I got a question from a reader of my post How the Query Optimizer Uses Statistics (http://sqlblog.com/blogs/ben_nevarez/archive/2009/09/03/how-the-query-optimizer-uses-statistics.aspx) and I thought that it would be a good idea to post my answer here. Basically the request was to expand the previous example for a predicate with two columns.

First, a reminder that the histogram only shows the values of the first column of the statistics object. So, how the Query Optimizer does this?

One way to find the answer to this is, well, just to run an example and see what the Query Optimizer does. Let us run a query, see which statistics are automatically created and inspect those statistics.

This is the code sent by the reader. Run this to create a table and populate it with some data.
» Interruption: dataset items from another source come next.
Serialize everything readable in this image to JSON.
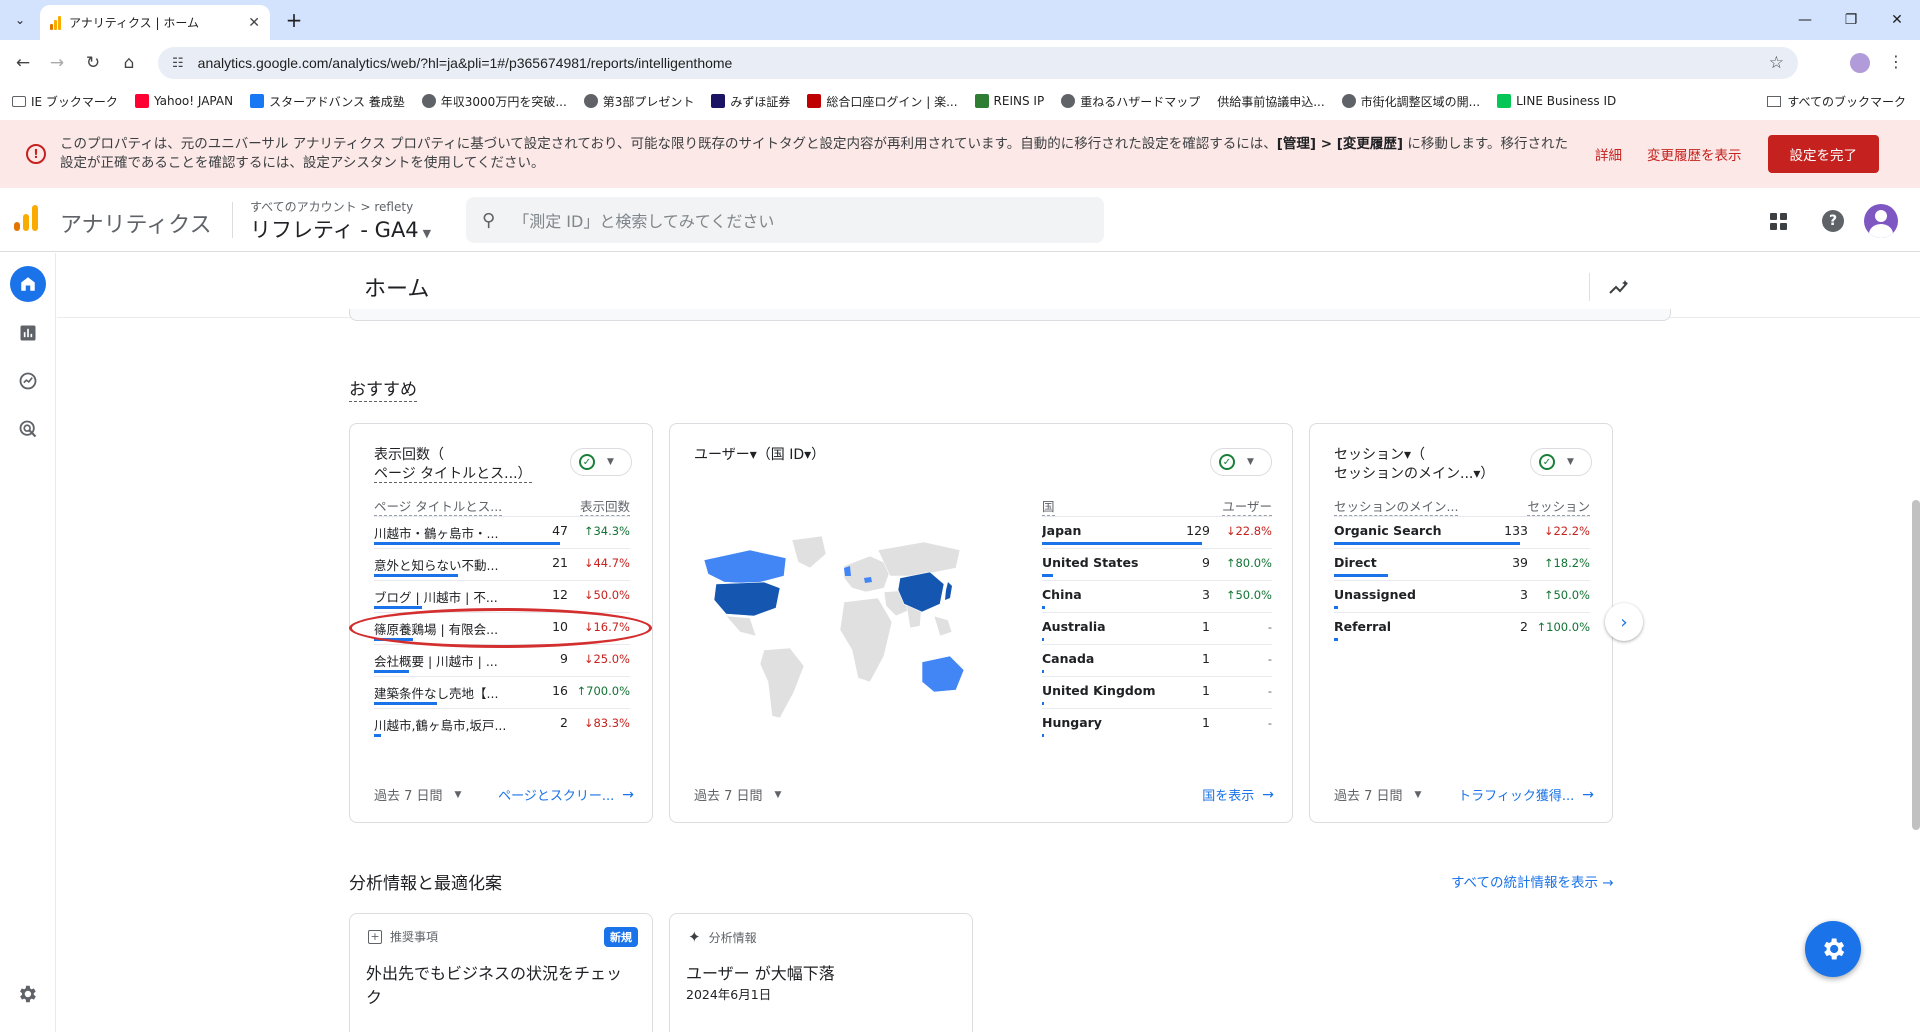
{
  "browser": {
    "tab_title": "アナリティクス | ホーム",
    "url": "analytics.google.com/analytics/web/?hl=ja&pli=1#/p365674981/reports/intelligenthome",
    "bookmarks": [
      {
        "label": "IE ブックマーク",
        "icon": "folder-icon",
        "color": "#5f6368"
      },
      {
        "label": "Yahoo! JAPAN",
        "icon": "yahoo-icon",
        "color": "#ff0033"
      },
      {
        "label": "スターアドバンス 養成塾",
        "icon": "facebook-icon",
        "color": "#1877f2"
      },
      {
        "label": "年収3000万円を突破...",
        "icon": "globe-icon",
        "color": "#5f6368"
      },
      {
        "label": "第3部プレゼント",
        "icon": "globe-icon",
        "color": "#5f6368"
      },
      {
        "label": "みずほ証券",
        "icon": "mizuho-icon",
        "color": "#1b1464"
      },
      {
        "label": "総合口座ログイン | 楽...",
        "icon": "rakuten-icon",
        "color": "#bf0000"
      },
      {
        "label": "REINS IP",
        "icon": "reins-icon",
        "color": "#2e7d32"
      },
      {
        "label": "重ねるハザードマップ",
        "icon": "globe-icon",
        "color": "#5f6368"
      },
      {
        "label": "供給事前協議申込...",
        "icon": "blank-icon",
        "color": "#ffffff"
      },
      {
        "label": "市街化調整区域の開...",
        "icon": "globe-icon",
        "color": "#5f6368"
      },
      {
        "label": "LINE Business ID",
        "icon": "line-icon",
        "color": "#06c755"
      }
    ],
    "all_bookmarks": "すべてのブックマーク"
  },
  "banner": {
    "message_1": "このプロパティは、元のユニバーサル アナリティクス プロパティに基づいて設定されており、可能な限り既存のサイトタグと設定内容が再利用されています。自動的に移行された設定を確認するには、",
    "message_bold": "[管理] > [変更履歴]",
    "message_2": " に移動します。移行された設定が正確であることを確認するには、設定アシスタントを使用してください。",
    "details_link": "詳細",
    "history_link": "変更履歴を表示",
    "done_button": "設定を完了"
  },
  "header": {
    "product": "アナリティクス",
    "breadcrumb": "すべてのアカウント > reflety",
    "property": "リフレティ - GA4",
    "search_placeholder": "「測定 ID」と検索してみてください"
  },
  "main": {
    "title": "ホーム",
    "recommended_heading": "おすすめ",
    "insights_heading": "分析情報と最適化案",
    "all_insights_link": "すべての統計情報を表示"
  },
  "cards": [
    {
      "title_line1": "表示回数（",
      "title_line2": "ページ タイトルとス...）",
      "col_label": "ページ タイトルとス...",
      "col_metric": "表示回数",
      "period": "過去 7 日間",
      "link": "ページとスクリー...",
      "rows": [
        {
          "label": "川越市・鶴ヶ島市・...",
          "value": "47",
          "change": "34.3%",
          "dir": "up",
          "share": 1.0
        },
        {
          "label": "意外と知らない不動...",
          "value": "21",
          "change": "44.7%",
          "dir": "dn",
          "share": 0.45
        },
        {
          "label": "ブログ | 川越市 | 不...",
          "value": "12",
          "change": "50.0%",
          "dir": "dn",
          "share": 0.26
        },
        {
          "label": "篠原養鶏場 | 有限会...",
          "value": "10",
          "change": "16.7%",
          "dir": "dn",
          "share": 0.21
        },
        {
          "label": "会社概要 | 川越市 | ...",
          "value": "9",
          "change": "25.0%",
          "dir": "dn",
          "share": 0.19
        },
        {
          "label": "建築条件なし売地【...",
          "value": "16",
          "change": "700.0%",
          "dir": "up",
          "share": 0.34
        },
        {
          "label": "川越市,鶴ヶ島市,坂戸...",
          "value": "2",
          "change": "83.3%",
          "dir": "dn",
          "share": 0.04
        }
      ]
    },
    {
      "title": "ユーザー▾（国 ID▾）",
      "col_label": "国",
      "col_metric": "ユーザー",
      "period": "過去 7 日間",
      "link": "国を表示",
      "rows": [
        {
          "label": "Japan",
          "value": "129",
          "change": "22.8%",
          "dir": "dn",
          "share": 1.0
        },
        {
          "label": "United States",
          "value": "9",
          "change": "80.0%",
          "dir": "up",
          "share": 0.07
        },
        {
          "label": "China",
          "value": "3",
          "change": "50.0%",
          "dir": "up",
          "share": 0.02
        },
        {
          "label": "Australia",
          "value": "1",
          "change": "-",
          "dir": "nd",
          "share": 0.01
        },
        {
          "label": "Canada",
          "value": "1",
          "change": "-",
          "dir": "nd",
          "share": 0.01
        },
        {
          "label": "United Kingdom",
          "value": "1",
          "change": "-",
          "dir": "nd",
          "share": 0.01
        },
        {
          "label": "Hungary",
          "value": "1",
          "change": "-",
          "dir": "nd",
          "share": 0.01
        }
      ]
    },
    {
      "title_line1": "セッション▾（",
      "title_line2": "セッションのメイン...▾）",
      "col_label": "セッションのメイン...",
      "col_metric": "セッション",
      "period": "過去 7 日間",
      "link": "トラフィック獲得...",
      "rows": [
        {
          "label": "Organic Search",
          "value": "133",
          "change": "22.2%",
          "dir": "dn",
          "share": 1.0
        },
        {
          "label": "Direct",
          "value": "39",
          "change": "18.2%",
          "dir": "up",
          "share": 0.29
        },
        {
          "label": "Unassigned",
          "value": "3",
          "change": "50.0%",
          "dir": "up",
          "share": 0.02
        },
        {
          "label": "Referral",
          "value": "2",
          "change": "100.0%",
          "dir": "up",
          "share": 0.02
        }
      ]
    }
  ],
  "insight_cards": [
    {
      "kind": "推奨事項",
      "badge": "新規",
      "text_line1": "外出先でもビジネスの状況をチェッ",
      "text_line2": "ク"
    },
    {
      "kind": "分析情報",
      "text_line1": "ユーザー が大幅下落",
      "text_line2": "2024年6月1日"
    }
  ],
  "colors": {
    "accent": "#1a73e8",
    "up": "#137333",
    "down": "#c5221f",
    "banner_bg": "#fce8e6",
    "map_high": "#1557b0",
    "map_mid": "#4285f4",
    "map_low": "#e0e0e0"
  }
}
create table MyStatsTest (

id int identity(1, 1),

ProductGroupID int,

ProductID int

)

declare @i int

set nocount on

set @i = 1

while @i < 100000

begin

insert MyStatsTest (ProductGroupID, ProductID)

select datepart(millisecond, getdate()) % 2, datepart(millisecond, getdate())

set @i = @i + 1

end

Make sure you start with no statistics objects in the table. You can run this to verify that there are no statistics

select * from sys.stats

where object_id = object_id('MyStatsTest')

If there are some statistics, perhaps after running a query, you can drop them using a command like this (the name of your statistics objects may be different)

drop statistics MyStatsTest._WA_Sys_00000002_7D78A4E7

Run the first query to see the statistics created automatically by the Query Optimizer.

select * from MyStatsTest

where ProductId < 17 and ProductGroupId = 1

Now you can run the previous query again and notice that two statistics objects were created. Use DBCC SHOW_STATISTICS to display both histograms like in the next example

dbcc show_statistics('MyStatsTest', _WA_Sys_00000003_014935CB)

You can use the first histogram to estimate the number of records for the ProductId < 17 predicate using the method I described in my previous post. I got 1,744 rows which is the sum of the values 392, 302, 313, 419 and 318 (Your table has different data so you will get a different value).

Using the second histogram you can notice that 60.0316003% of the records have ProductGroupid = 1 (This is 60,031 divided by the total number of records 99,999).

Since this is using the AND operator you need to obtain the 60.0316003% of 1,744. This is 1,046.95 which is the estimated number of rows shown on the execution plan of the query.

You can do the same calculation for ProductGroupId = 0 and you will get an estimated number of rows of 697.049 which are also shown on the execution plan. Notice that you may need to run DBCC FREEPROCCACHE between tests to clear the plan cache, otherwise it may show a cached execution plan.

Finally, let us change the query to use OR operator (instead of AND)

select * from MyStatsTest

where ProductId < 17 or ProductGroupId = 1

The plan shows 60,728 estimated rows. Since this is using an OR operator this value could be obtained as the union of the following two queries

select * from MyStatsTest

where ProductId < 17

and

select * from MyStatsTest

where ProductId >= 17 and ProductGroupId = 1

The first query estimates 1,744 rows and the second one 58,984, for a total of 60,720 rows. You can use the previous method to estimate these values.

The same value could also be obtained as the union of these two queries

select * from MyStatsTest

where ProductId < 17 and ProductGroupId = 0

and

select * from MyStatsTest

where ProductGroupId = 1

The first one shows 697.049 estimated rows and the second one 60,031, for a total of 60,728.049 estimated rows.